Les douleurs dans le crâne étaient toujours présentes, mais elles semblaient à présent refluer. Mou, il se sentait de la consistance d’un tofu mal pris. Les paupières entrouvertes, il devinait les contours sales de sa salle de bain, les joints moisis et émiettés, les carreaux tachés de calcaire et de terre, les serviettes humides qui pendaient çà et là. Il étira une jambe et son pied heurta le pommeau de sa douche qui tomba dans l’eau avec un bruit flasque. En d’autres instants, il aurait poussé un juron, traité de tous les noms d’oiseaux sa maladresse ; là, il se sentait seulement trop las. Une main émergea de la surface liquide, blanche zébrée de rouge ; des veines saillaient. L’index posé dessus, il battait la mesure de son palpitant, un sourire dessiné sur les lèvres, comme la grimace d’un mauvais clown à qui des enfants auraient joué un vilain tour. Dans sa boîte crânienne, les lames de rasoir dansaient toujours au son de l’orchestre du Diable, pendant qu’une pluie fine et doucereuse lui baignait le visage. Arachnéennes, ses phalanges tentaient de se saisir des perles de lumières qui scintillaient au-dessus de sa tête, surtout la plus grosse d’entre elles avec ses reliefs et ses cratères.
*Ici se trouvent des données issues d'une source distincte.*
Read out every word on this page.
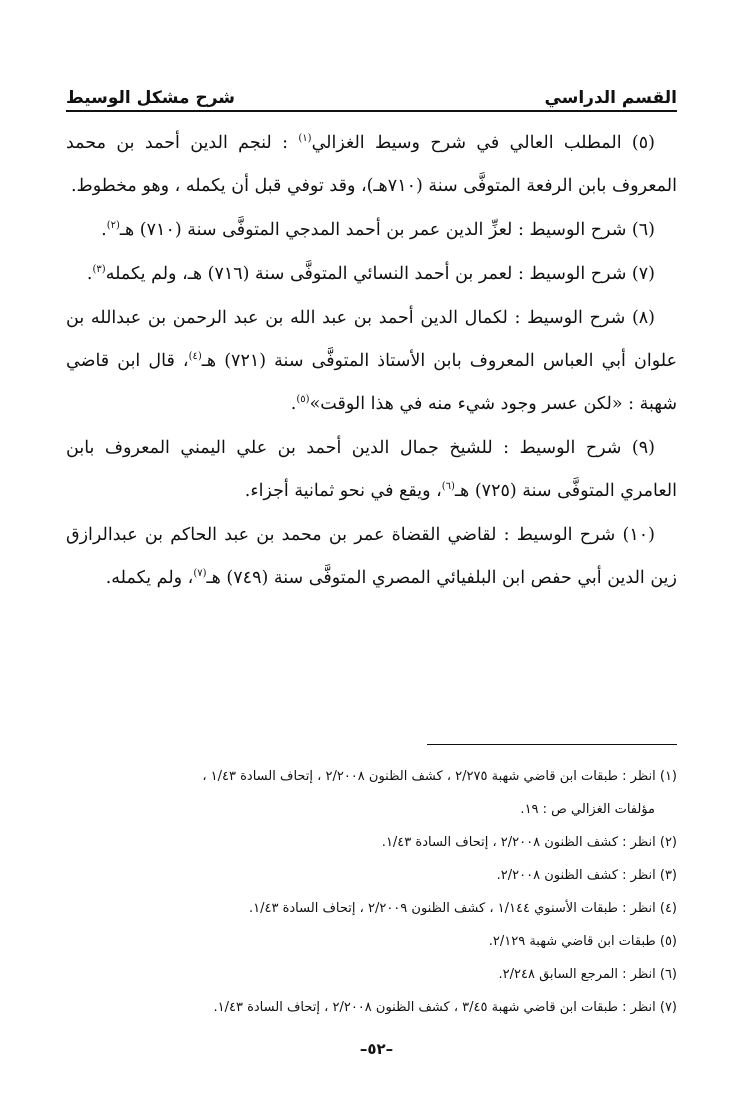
القسم الدراسي
شرح مشكل الوسيط

(٥) المطلب العالي في شرح وسيط الغزالي$^{(١)}$ : لنجم الدين أحمد بن محمد المعروف بابن الرفعة المتوفَّى سنة (٧١٠هـ)، وقد توفي قبل أن يكمله ، وهو مخطوط.

(٦) شرح الوسيط : لعزِّ الدين عمر بن أحمد المدجي المتوفَّى سنة (٧١٠) هـ$^{(٢)}$.

(٧) شرح الوسيط : لعمر بن أحمد النسائي المتوفَّى سنة (٧١٦) هـ، ولم يكمله$^{(٣)}$.

(٨) شرح الوسيط : لكمال الدين أحمد بن عبد الله بن عبد الرحمن بن عبدالله بن علوان أبي العباس المعروف بابن الأستاذ المتوفَّى سنة (٧٢١) هـ$^{(٤)}$، قال ابن قاضي شهبة : «لكن عسر وجود شيء منه في هذا الوقت»$^{(٥)}$.

(٩) شرح الوسيط : للشيخ جمال الدين أحمد بن علي اليمني المعروف بابن العامري المتوفَّى سنة (٧٢٥) هـ$^{(٦)}$، ويقع في نحو ثمانية أجزاء.

(١٠) شرح الوسيط : لقاضي القضاة عمر بن محمد بن عبد الحاكم بن عبدالرازق زين الدين أبي حفص ابن البلفيائي المصري المتوفَّى سنة (٧٤٩) هـ$^{(٧)}$، ولم يكمله.

(١) انظر : طبقات ابن قاضي شهبة ٢/٢٧٥ ، كشف الظنون ٢/٢٠٠٨ ، إتحاف السادة ١/٤٣ ،
مؤلفات الغزالي ص : ١٩.

(٢) انظر : كشف الظنون ٢/٢٠٠٨ ، إتحاف السادة ١/٤٣.

(٣) انظر : كشف الظنون ٢/٢٠٠٨.

(٤) انظر : طبقات الأسنوي ١/١٤٤ ، كشف الظنون ٢/٢٠٠٩ ، إتحاف السادة ١/٤٣.

(٥) طبقات ابن قاضي شهبة ٢/١٢٩.

(٦) انظر : المرجع السابق ٢/٢٤٨.

(٧) انظر : طبقات ابن قاضي شهبة ٣/٤٥ ، كشف الظنون ٢/٢٠٠٨ ، إتحاف السادة ١/٤٣.

–٥٢–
Dans son bain, nu comme le serait un ver, il riait de ses bêtises et retombait dans une enfance qui lui paraissait soudain plus aussi lointaine qu’auparavant. Il avait rampé depuis sa chambre à la recherche d’un cachet pour le soulager et la douleur l’avait terrassée. À présent qu’elle passait, il s’éveillait semblable au nouveau-né qui flotterait dans l’océan amniotique, avec la voûte céleste pour compagnie. Soulagé, à défaut de félicité, il savourait la pluie qui tombait sur son visage et la brise qui le rafraîchissait, malgré les doutes qui l’assaillaient de part en part et l’incongruité, pour ne pas dire l’absurdité de sa situation. Les mains sur les rebords en émail, il grattait de l’extrémité de l’index le joint moisi qui, par endroit, se décollait et s’arrachait. Les pieds collés aux carreaux de faïence, il battait une mesure lente et lancinante.

Dans le ciel, d’épais nuages, oiseaux de mauvais augure, s’amoncelaient et dissimulaient les uns après les autres, les astres nocturnes. Mais il n’en avait cure et, oublieux de l’ouverture béante dans le plafond de sa salle de bain, il continuait de se bercer d’illusions, malgré les appels incessants de sa raison. La douleur était sa seule compagne et la migraine une maîtresse traîtresse ; son pied heurta le porte-savon et un objet obèse de la taille de son poing tomba dans l’eau avec un gros plouf. Qu’il y eût ou non un trou dans le plafond, qu’il fût ou non dans une baignoire emplie d’une eau infâme et saumâtre ne l’importait pas et il sentait le sommeil, enfin, qui le gagnait.

— J’arrive Lemmy ! songeait-il.

Au même instant, la voix éraillée d’Ozzy Osbourne s’éleva, accompagnée des rifs ravageurs Tony Iommi, qui s’élevaient depuis les ténèbres, et une cohorte de spectres pénétra dans la pièce. Pink était le premier, grand, maigre, sec, le regard perçant. Jimmy était le second, une statocaster montée à l’envers entre les mains, accompagné de Janis, cependant que des sons chauds et rauques s’échappaient de sa bouche entrouverte. Derrière, obèse, et malgré sa superbe oubliée, Elvis les accompagnait. Mick fermait la marche, du moins le croyait-il, car déjà Buck Dhama s’approchait, suivi de Bernie. Combien d’autres encore ?

— Je délire, murmurait-il pour lui-même, cependant qu’une ombre planait, une ombre au visage clair, un masque de pierre et de poussière qui souffla sur lui un peu de ce sable qu’un marchand, un jour, lui avait confié.

Tombés dans ses yeux, ils lui avaient déchiré les paupières, arraché les chairs, crevé ses prunelles, offert sa vision aux ténèbres. Enfin, il aspirait au sommeil.